Так я и не смог повлиять на него и вернулся к себе домой в отвратительном настроении. Меня почти на пороге перехватила Надя Вольпа.

— Как? Вы не спите? — поразился я.

— Заснешь тут с этим «делом Назер», как же… — проворчала она. — Все кумушки Бельвилля шипят как змеи. И больше всех Желтая Коза. Прибегала ко мне, от важности просто вся распухла: ведь она последняя, с кем общались преступники, последняя, кто их видел, они жили у нее в доме, — словом, сейчас она в Бельвилле самая важная персона. Имей в виду — эта консьержка враг Сими и Клоди, враг номер один.

— Думаю, вы правы.

— Конечно, это она внушила инспектору Дени, что Клоди испорченная натура, что у девочки всегда были дурные наклонности. Это она притащила к инспектору старуху Миро, и та рассказала, что девочка похитила у нее чуть ли не рулон золотых кружев.

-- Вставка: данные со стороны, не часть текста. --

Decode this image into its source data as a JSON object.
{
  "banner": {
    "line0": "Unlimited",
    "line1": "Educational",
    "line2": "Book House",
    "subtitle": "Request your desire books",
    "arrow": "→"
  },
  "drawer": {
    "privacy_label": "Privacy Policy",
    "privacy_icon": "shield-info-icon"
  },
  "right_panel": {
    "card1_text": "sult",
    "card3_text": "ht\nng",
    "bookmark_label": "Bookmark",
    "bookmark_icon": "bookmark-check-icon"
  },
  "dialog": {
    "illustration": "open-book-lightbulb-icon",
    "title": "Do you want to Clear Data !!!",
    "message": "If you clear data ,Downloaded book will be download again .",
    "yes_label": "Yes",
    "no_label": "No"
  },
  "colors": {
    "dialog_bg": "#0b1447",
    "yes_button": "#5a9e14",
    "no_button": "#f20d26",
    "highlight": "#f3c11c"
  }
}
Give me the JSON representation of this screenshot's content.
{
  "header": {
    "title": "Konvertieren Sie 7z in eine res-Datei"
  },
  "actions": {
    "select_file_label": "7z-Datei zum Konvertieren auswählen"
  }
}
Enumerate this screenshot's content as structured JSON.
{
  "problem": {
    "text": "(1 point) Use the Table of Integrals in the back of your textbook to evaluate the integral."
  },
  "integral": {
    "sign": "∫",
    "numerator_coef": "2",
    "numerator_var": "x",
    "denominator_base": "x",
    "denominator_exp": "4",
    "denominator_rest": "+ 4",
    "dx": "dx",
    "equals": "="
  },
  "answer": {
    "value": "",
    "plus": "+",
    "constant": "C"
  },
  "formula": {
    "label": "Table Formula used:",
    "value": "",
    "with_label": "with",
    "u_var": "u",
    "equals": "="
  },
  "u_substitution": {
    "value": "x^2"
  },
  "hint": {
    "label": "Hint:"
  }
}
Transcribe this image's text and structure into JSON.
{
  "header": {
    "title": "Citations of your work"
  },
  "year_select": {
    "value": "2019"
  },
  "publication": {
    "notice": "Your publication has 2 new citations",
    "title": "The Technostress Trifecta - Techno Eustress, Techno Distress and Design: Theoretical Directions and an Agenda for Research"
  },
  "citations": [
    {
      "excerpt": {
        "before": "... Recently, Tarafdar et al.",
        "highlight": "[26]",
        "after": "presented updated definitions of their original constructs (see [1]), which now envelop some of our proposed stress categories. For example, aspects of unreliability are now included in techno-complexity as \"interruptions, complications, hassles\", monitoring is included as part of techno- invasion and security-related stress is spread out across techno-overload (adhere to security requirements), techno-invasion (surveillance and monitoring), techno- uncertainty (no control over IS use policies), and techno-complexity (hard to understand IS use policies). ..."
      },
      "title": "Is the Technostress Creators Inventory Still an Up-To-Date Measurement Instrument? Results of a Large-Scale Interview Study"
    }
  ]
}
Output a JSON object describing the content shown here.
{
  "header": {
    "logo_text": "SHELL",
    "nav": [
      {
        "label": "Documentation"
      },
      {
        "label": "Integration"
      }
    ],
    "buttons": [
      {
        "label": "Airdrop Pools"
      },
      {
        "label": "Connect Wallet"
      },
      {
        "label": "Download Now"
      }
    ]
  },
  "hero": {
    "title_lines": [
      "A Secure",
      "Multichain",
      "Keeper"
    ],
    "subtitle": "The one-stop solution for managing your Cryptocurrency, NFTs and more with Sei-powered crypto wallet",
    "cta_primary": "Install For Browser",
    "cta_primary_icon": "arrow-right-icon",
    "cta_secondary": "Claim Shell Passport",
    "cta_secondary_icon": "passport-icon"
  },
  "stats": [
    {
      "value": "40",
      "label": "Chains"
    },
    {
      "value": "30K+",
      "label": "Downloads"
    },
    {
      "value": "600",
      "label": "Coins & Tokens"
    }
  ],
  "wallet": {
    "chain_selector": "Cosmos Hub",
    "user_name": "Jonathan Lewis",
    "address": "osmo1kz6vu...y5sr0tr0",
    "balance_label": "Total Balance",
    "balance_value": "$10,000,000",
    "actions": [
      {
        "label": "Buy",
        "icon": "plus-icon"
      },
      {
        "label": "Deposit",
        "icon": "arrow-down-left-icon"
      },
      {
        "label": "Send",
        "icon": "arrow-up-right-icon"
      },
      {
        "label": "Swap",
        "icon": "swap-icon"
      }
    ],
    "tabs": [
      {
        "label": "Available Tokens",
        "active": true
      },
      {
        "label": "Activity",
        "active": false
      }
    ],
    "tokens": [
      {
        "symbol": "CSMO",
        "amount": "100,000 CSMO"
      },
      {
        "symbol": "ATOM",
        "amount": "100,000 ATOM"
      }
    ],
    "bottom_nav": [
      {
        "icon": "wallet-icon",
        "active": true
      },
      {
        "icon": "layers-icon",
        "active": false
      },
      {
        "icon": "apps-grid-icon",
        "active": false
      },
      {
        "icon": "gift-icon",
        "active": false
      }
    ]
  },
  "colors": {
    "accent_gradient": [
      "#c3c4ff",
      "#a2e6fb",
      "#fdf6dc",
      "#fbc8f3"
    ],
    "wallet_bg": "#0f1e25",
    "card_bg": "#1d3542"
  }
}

Вообще дела этой сиротки из рук вон. — Надя хмурилась все больше и больше. — К несчастью, даже ее ближайшие друзья, черные братья Саид и Юсуф, дали такие показания, что это добьет девочку: Саид видел ее в утро похищения с этими двумя проходимцами, а Юсуф показал, что встретил ее с дочкой Круабона в парке Бют-Шомон, когда она направлялась к ожидающим ее бандитам.

Я сказал удрученно:

— Плохо. А особенно если ее найдут теперь с ними…

— Как — найдут? Разве Клоди не у Жаклин Мерак? — вцепилась в меня Надя.

Пришлось рассказать ей об исчезновении Клоди, о том, что Анри и Жаклин ищут ее где-то ночью.